1.  During the pressing action, angle the body very slightly forward, with the chest slightly in front of the hips/toes. Keep eyes focused on the anticipated entry point or other desired spot.        

2.  As arms reach overhead, they are shoulder-width apart with palms facing either inward or forward.  The arms extend behind the ears. 

3.  Lower torso remains hollow, while chest and shoulders open a bit, and, as legs extend, with knees straight, balls of feet push downward and slightly backward into the board, creating an equal and opposite reaction carrying the body upward and, combined with the arms/upper body positioning, forward, while creating enough rotation for the somersault to be done.  Hips will move upward and forward as the legs finish their extension.

4.  After legs have been fully extended and the feet have left the board, simultaneously round the upper body forward and bring the knees up toward the chest.  Arms either drop in front of the body line, bent at the elbows, or make a small, bent-elbow circling movement, in anticipation of grabbing the tuck.

5.  As the knees come up into the chest, rotate the hips forward/upward and pull the buttocks underneath the torso. 

6.  As the hands grab the legs for the tuck.
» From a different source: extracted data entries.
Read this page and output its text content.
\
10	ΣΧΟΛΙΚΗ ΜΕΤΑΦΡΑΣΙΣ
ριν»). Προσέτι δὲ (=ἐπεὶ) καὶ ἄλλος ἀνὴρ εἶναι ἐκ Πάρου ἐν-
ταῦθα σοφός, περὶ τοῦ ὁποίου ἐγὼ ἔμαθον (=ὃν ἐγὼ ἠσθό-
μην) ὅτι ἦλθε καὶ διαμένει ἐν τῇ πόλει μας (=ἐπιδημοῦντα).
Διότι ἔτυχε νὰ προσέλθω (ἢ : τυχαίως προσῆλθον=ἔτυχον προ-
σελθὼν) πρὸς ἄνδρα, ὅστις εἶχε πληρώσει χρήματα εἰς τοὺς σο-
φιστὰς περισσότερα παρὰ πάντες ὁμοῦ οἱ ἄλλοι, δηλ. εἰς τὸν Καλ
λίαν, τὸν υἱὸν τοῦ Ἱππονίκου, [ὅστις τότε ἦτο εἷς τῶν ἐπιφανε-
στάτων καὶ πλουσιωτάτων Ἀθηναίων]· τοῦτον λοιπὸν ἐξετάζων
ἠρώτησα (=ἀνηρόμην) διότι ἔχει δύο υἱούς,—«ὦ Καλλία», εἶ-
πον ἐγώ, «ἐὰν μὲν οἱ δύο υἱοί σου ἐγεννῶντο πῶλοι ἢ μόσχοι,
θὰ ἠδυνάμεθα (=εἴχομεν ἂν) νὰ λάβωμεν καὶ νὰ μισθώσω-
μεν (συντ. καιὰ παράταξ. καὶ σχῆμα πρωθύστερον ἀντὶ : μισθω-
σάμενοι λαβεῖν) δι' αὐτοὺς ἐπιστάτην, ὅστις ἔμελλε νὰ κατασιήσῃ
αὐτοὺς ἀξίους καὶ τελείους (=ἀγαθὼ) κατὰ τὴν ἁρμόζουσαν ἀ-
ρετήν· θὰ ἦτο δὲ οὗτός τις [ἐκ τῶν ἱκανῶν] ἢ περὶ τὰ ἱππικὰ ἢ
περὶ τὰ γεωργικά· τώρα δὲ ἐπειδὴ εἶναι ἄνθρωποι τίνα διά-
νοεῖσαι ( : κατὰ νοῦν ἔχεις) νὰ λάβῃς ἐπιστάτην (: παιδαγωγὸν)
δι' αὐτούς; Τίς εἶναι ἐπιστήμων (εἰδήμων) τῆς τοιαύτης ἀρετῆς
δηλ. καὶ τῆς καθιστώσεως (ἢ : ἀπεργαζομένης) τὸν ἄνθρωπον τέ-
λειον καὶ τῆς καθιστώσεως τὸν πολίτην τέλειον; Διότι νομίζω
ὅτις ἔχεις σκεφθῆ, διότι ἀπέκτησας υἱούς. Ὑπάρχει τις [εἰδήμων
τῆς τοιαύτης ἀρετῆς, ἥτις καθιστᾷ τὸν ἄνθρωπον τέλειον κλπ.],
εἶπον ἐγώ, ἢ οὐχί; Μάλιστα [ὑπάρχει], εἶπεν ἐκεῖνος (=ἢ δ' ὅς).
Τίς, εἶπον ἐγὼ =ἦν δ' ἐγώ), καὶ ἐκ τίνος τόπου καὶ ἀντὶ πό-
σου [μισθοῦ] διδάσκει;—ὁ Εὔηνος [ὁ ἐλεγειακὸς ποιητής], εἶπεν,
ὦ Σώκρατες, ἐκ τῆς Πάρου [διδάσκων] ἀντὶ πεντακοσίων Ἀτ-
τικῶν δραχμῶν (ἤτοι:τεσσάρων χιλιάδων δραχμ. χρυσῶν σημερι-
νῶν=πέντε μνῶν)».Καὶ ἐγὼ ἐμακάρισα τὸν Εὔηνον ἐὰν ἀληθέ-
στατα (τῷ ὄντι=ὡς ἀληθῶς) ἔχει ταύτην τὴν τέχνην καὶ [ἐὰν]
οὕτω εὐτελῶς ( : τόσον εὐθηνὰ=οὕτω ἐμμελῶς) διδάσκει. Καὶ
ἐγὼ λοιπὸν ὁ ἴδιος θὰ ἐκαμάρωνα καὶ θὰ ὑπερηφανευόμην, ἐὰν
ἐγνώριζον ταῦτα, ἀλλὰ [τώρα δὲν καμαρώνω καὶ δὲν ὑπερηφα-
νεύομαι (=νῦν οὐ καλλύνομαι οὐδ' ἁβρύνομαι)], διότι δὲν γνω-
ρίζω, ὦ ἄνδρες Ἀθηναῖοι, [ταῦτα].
Relax most of your muscles, except the ones needed to squeeze your tuck and establish the smallest possible position.

7.  Maintain the tuck position until the hips/low back are slightly shy of having completed a full revolution.

8.  Sighting the water, prepare for the kick-out.

9.  Kickout Styles

a.  Straight kick-out – extend the legs against the direction of rotation, knees first, forcefully while squeezing midsection muscles tightly, so that the entire body, comes into a straight line with the arms resting flat on the front or side of the body/legs.  Eyes should sight the toes or water.

b.  Pike out  -- extend the legs from the knees, with the toes pointing toward the water, slightly in back of the bodyline, at an angle that maintains control of the rotation.  Too low a kick causes a continuation of rotation that cannot be controlled and too high a kick causes the angle of descent to be too short of vertical.  The arms may move into a set position to help control the body during the movement from pike to straight.

10.  Using the hips, abdominals, and buttocks, press the legs against the direction of rotation, then ease the torso upward and backward until a straight/slightly hollow body line has been established, with the arms resting flat on the front or side of the body/legs.  Eyes should sight the toes or the water.   Finish pressing the legs down so the body is straight, with arms at sides, and the entry line is slightly short of vertical.